Trova il mio telefono, protezione reset e BitLocker
Firefox OS implementa, nelle ultime versioni stabili, una funzione per trovare eventuali device smarriti. Si può emettere un suono per sincerarsi che il dispositivo no sia nelle vicinanze, lo si può bloccare con un codice oppure resettarlo alle impostazioni di fabbrica, in modo da limitare i danni. Il servizio è veramente ben fatto.
La protezione da reset (impedisce a chiunque di resettare lo smartphone) penso vari da smartphone a smartphone e dovrebbe essere implementata dall’OEM.
La criptazione dati non c’è ancora nella versione stabile, ma nei forum se ne parla. Essendo Firefox OS un sistema orientato al Web il problema si può tamponare usando sistemi cloud sicuri per salvare i dati.

Sandbox e permessi
Altra questione posta quella sulle sandbox, ossia una esecuzione protetta dei programmi. Firefox OS le usa, anche per i dati. Infatti le app accedono ai dati tramite il sistema. E una app non può accedere ai dati di un’altra, tranne se esplicitamente autorizzata.Il sistema a permessi è ben strutturato. Impedisce, assieme alle altre contromisure, di impedire ad app malformate (o peggio, malevole) di causare danni. Inoltre ogni app pubblicata nello store deve chiedere solo i permessi strettamente necessari. E qui si apre il concetto di fiducia nelle app. Firefox OS ha tre gradi di fiducia:

  1. Certificate
  2. Privilegiate
  3. Web

In pratica le certificate sono quelle app di sistema o dell’OEM (e nemmeno tutte…) come il dialer, l’orologio, il bluetooth e simili. Le privilegiate sono firmate digitalmente da Mozilla. Web è qualsiasi altra applicazione o sito web.

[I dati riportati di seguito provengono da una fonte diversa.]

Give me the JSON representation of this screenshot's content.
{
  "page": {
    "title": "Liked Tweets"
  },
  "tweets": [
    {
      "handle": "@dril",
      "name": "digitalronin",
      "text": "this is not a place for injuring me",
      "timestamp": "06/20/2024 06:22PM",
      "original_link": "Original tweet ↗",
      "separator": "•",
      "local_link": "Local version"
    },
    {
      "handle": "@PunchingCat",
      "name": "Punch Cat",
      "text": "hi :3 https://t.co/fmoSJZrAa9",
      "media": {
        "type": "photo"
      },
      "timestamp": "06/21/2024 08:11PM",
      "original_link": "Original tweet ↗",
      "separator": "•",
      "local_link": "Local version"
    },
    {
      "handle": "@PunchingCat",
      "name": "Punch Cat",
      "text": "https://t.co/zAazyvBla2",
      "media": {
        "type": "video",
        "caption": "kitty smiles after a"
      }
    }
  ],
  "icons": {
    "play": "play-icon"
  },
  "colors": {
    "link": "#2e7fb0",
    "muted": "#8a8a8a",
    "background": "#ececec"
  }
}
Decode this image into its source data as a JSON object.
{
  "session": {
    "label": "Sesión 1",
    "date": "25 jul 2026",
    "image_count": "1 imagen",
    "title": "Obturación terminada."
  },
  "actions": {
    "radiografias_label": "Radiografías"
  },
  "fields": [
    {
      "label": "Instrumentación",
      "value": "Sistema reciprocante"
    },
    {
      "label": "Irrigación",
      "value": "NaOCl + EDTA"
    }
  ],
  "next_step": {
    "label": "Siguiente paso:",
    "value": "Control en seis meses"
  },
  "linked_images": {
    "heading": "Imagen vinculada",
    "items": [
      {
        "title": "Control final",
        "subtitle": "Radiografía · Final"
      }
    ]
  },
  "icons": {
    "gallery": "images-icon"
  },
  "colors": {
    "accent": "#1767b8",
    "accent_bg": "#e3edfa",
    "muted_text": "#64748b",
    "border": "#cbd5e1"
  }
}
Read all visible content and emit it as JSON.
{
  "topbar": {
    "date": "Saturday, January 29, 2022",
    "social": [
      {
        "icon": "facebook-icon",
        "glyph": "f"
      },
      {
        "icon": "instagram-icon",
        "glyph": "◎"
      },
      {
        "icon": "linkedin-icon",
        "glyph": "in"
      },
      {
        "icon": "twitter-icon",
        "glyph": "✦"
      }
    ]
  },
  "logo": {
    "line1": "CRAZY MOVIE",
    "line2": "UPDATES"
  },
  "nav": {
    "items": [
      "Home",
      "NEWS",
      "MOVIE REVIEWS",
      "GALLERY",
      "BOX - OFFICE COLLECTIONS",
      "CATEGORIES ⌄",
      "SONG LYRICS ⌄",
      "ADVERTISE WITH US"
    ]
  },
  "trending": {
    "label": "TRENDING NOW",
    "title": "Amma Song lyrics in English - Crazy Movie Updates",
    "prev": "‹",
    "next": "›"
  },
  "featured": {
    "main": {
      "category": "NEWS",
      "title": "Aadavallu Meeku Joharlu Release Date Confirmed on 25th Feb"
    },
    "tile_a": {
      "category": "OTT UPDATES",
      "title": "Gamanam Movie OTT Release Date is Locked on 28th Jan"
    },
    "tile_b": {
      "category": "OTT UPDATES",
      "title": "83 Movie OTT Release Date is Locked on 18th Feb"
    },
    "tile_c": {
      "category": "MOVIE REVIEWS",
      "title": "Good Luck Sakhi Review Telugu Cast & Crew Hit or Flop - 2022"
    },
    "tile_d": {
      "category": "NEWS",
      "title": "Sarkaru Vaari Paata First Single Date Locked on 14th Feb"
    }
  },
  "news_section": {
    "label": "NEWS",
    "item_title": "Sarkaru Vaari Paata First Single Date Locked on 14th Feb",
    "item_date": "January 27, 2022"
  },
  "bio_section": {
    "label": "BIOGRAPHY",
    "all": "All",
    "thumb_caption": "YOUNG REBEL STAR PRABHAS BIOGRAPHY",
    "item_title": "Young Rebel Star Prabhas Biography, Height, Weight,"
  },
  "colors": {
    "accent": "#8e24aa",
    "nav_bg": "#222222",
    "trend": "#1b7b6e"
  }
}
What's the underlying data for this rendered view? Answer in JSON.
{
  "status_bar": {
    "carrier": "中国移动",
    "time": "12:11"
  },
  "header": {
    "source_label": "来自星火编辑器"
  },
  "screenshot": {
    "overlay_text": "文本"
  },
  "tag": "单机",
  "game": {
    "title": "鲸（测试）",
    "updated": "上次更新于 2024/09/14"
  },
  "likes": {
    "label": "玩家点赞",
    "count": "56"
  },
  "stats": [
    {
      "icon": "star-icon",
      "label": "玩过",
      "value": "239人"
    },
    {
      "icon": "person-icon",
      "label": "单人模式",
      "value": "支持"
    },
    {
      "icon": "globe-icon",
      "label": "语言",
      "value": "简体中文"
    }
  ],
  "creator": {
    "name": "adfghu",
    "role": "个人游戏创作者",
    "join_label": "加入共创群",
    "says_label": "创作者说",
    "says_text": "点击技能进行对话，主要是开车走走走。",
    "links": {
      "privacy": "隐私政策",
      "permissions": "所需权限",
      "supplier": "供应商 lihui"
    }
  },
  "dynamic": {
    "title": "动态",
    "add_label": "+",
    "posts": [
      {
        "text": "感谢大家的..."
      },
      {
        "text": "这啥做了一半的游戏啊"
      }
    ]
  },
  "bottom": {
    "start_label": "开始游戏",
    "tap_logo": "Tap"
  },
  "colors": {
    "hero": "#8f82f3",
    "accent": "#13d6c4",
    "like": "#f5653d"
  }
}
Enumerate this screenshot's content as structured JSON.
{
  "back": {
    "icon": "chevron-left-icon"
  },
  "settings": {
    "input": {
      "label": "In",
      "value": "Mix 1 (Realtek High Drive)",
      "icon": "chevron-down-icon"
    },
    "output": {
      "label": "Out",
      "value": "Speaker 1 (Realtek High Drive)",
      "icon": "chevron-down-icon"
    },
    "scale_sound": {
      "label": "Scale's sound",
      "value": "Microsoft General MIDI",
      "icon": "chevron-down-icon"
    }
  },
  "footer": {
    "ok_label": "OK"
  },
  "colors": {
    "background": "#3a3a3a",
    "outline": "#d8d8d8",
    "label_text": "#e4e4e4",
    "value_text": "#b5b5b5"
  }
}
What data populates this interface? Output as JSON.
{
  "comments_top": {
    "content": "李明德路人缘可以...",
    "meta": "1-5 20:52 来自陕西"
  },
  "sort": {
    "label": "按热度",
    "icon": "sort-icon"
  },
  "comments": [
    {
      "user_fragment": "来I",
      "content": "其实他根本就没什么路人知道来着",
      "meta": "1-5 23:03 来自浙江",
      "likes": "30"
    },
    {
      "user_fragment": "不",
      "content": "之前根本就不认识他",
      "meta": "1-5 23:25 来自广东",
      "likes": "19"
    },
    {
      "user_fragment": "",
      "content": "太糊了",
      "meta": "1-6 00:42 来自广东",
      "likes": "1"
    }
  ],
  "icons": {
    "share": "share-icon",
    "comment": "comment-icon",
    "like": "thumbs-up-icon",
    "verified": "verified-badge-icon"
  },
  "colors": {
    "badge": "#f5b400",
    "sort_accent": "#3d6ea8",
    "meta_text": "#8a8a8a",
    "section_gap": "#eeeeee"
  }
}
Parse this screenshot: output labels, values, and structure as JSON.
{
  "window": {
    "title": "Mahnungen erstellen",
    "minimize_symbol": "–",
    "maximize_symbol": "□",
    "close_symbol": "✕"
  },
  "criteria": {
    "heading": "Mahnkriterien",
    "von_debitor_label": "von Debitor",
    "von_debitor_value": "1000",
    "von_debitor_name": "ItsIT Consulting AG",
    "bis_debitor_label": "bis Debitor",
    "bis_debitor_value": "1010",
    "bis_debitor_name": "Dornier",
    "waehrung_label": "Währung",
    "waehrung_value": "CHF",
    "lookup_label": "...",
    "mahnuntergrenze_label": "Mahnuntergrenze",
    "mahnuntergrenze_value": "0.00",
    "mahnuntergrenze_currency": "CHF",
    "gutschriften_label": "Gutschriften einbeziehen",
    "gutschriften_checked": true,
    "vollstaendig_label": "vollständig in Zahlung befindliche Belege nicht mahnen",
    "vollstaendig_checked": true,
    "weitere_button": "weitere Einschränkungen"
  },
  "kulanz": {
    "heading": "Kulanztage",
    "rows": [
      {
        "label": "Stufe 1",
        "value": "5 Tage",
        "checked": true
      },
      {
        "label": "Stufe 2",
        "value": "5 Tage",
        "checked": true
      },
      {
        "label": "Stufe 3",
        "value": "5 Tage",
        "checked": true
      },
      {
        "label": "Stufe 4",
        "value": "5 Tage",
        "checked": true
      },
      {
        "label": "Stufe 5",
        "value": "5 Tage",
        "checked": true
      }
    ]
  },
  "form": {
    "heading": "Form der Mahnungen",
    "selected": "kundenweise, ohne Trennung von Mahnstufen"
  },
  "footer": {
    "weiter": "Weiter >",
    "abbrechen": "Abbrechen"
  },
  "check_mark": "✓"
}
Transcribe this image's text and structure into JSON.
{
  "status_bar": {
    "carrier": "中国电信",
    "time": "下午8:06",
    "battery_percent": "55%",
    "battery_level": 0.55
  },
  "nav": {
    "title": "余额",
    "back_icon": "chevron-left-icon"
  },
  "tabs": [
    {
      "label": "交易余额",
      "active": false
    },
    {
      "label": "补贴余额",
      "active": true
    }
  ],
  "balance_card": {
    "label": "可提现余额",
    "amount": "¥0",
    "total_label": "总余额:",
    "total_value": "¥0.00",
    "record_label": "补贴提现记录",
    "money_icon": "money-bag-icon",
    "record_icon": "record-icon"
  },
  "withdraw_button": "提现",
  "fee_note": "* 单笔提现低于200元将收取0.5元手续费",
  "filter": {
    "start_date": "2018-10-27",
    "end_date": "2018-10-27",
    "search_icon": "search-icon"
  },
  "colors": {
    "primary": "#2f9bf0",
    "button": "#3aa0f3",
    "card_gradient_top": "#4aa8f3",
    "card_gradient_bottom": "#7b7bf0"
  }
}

Le app certificate possono accedere a tutte le API (funzioni) di Firefox OS [anche se a certe API, come quelle telefoniche, può accedere solo il dialer per evitare addebiti spiacevoli e simili]. Quelle privilegiate ad un sottoinsieme di esse. Invece le Web hanno accesso solo a funzioni non fondamentali e ritenute sicure.

E se un programma malevolo volesse accesso diretto al kernel? Dopo aver superato tutte queste difese si troverebbe davanti Gecko, il “motore” di Firefox OS. Che non ha punti per far accedere al kernel le app.

Tra l’altro l’utente può scegliere se limitare determinati accessi alle app. Ad esempio potete dare a Facebook il permesso di fare foto ma non quello di geolocalizzarvi.

Sicurezza nel Browser
Firefox OS ha la sua vita nel browser, che è ben curato. In qualsiasi caso per installare software serve comunque una azione coscente dell’utente. E un eventuale malware installato farebbe ben poco, dato che sicuramente non è firmato da Mozilla e può accedere ad un numero microscopico di servizi e dati.

Aggiornamenti
Mozilla pone attenzione anche agli aggiornamenti OTA, che vengono controllati nell’origine, nell’integrità e nei certificati.